The University of Iowa Carver College of Medicine

Flow Cytometry Facility

Assessment of Cell Cycle

The following protocol is for Hoechst 33258 / Ethidium Bromide staining of cultured cells for assessment of cell cycle.


  • Hoechst Staining Buffer (prepare in water)
  • 0.1M Tris (pH 7.4)
  • 0.154M NaCl
  • 0.5mM MgCl2
  • 1mM CaCl2
  • 0.1% NP-40
  • 0.2% BSA

Add Hoechst 33258 (2µg/ml) to the staining buffer just before the buffer is added to the sample.

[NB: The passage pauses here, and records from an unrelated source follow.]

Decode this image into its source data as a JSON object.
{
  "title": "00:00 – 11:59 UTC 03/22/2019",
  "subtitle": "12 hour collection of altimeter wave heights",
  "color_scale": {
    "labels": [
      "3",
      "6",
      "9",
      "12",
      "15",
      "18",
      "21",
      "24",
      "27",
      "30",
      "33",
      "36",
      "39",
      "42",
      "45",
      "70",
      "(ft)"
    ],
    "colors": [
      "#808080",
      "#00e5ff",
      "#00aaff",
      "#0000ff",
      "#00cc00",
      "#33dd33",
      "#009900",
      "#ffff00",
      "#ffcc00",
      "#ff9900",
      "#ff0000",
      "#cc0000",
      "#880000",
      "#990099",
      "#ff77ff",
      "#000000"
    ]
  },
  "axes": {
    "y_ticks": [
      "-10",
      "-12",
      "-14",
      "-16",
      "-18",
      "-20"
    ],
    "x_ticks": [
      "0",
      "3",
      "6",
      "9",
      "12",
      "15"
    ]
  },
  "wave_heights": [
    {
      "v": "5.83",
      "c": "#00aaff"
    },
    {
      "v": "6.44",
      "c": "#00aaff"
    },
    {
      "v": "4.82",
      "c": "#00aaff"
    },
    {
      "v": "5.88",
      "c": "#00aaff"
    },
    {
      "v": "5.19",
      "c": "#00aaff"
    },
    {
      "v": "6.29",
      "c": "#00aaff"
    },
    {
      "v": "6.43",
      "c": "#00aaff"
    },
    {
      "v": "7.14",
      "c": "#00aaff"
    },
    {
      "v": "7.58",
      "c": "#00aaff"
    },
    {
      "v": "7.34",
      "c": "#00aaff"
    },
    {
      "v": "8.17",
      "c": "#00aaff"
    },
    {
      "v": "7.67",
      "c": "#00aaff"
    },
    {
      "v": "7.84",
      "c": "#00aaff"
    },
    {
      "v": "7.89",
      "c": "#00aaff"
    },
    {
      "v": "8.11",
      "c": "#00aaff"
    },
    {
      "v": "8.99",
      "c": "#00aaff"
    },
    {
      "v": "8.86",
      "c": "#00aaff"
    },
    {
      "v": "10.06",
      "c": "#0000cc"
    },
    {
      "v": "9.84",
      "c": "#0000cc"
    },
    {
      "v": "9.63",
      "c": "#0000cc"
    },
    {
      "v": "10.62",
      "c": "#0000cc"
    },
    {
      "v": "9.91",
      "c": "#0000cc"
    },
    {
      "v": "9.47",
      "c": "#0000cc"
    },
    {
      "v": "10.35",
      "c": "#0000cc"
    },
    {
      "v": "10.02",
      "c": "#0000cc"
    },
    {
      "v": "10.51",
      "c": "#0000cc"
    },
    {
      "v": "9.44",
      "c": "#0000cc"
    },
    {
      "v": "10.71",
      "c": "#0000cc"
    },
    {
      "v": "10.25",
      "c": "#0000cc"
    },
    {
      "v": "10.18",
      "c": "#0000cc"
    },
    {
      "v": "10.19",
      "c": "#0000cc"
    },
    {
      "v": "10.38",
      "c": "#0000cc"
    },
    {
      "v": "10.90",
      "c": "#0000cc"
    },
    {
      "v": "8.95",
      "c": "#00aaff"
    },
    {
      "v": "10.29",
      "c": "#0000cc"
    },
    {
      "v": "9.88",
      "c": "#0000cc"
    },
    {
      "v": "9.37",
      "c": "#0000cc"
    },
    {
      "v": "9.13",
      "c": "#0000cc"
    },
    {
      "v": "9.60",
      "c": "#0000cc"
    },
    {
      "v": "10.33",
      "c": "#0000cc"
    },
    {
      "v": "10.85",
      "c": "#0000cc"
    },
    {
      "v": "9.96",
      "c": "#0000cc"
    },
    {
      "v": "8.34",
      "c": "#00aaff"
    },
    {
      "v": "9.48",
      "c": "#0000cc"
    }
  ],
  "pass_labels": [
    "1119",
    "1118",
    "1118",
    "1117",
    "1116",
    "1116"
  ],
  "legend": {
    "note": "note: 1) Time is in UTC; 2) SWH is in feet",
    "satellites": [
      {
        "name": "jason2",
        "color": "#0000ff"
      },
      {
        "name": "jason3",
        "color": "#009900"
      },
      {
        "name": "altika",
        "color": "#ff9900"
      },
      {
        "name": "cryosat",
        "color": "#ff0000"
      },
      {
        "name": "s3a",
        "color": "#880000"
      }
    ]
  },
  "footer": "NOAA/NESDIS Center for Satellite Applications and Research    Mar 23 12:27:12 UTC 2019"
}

Staining of cultured cells for assessment of cell cycle

Sample histogram using this protocol.

  1. At the start of the culture, add BrdU (5'-bromodeoxyuridine) (0.3mM) and 2' deoxycytidine (1 x 10-4M) to cell cultures.
  2. At the time of harvest, centrifuge cells in 1ml eppendorf tubes and resuspend in 1ml of RPMI +10% FCS + 10% DMSO.
  3. Freeze sample at -20 °C for 1 hour minimum. Cells may remain frozen until samples from sucessive days can be run on flow cytometer at one time.
  4. Thaw cells. Centrifuge cells at 4°C and aspirate supernatant.
  5. Resuspend in 1ml of ice cold Hoechst staining buffer and incubate at 4°C for 15 minutes in the dark. Cell density should be between 4 x 105 and 1 x 106 cells per ml.
  6. Add 1.5µg of ethidium bromide for 15 minutes at 4°C.
  7. Run on flow cytometer.

See chapter 21 of Methods in Cell Biology, volume 41 for more detail.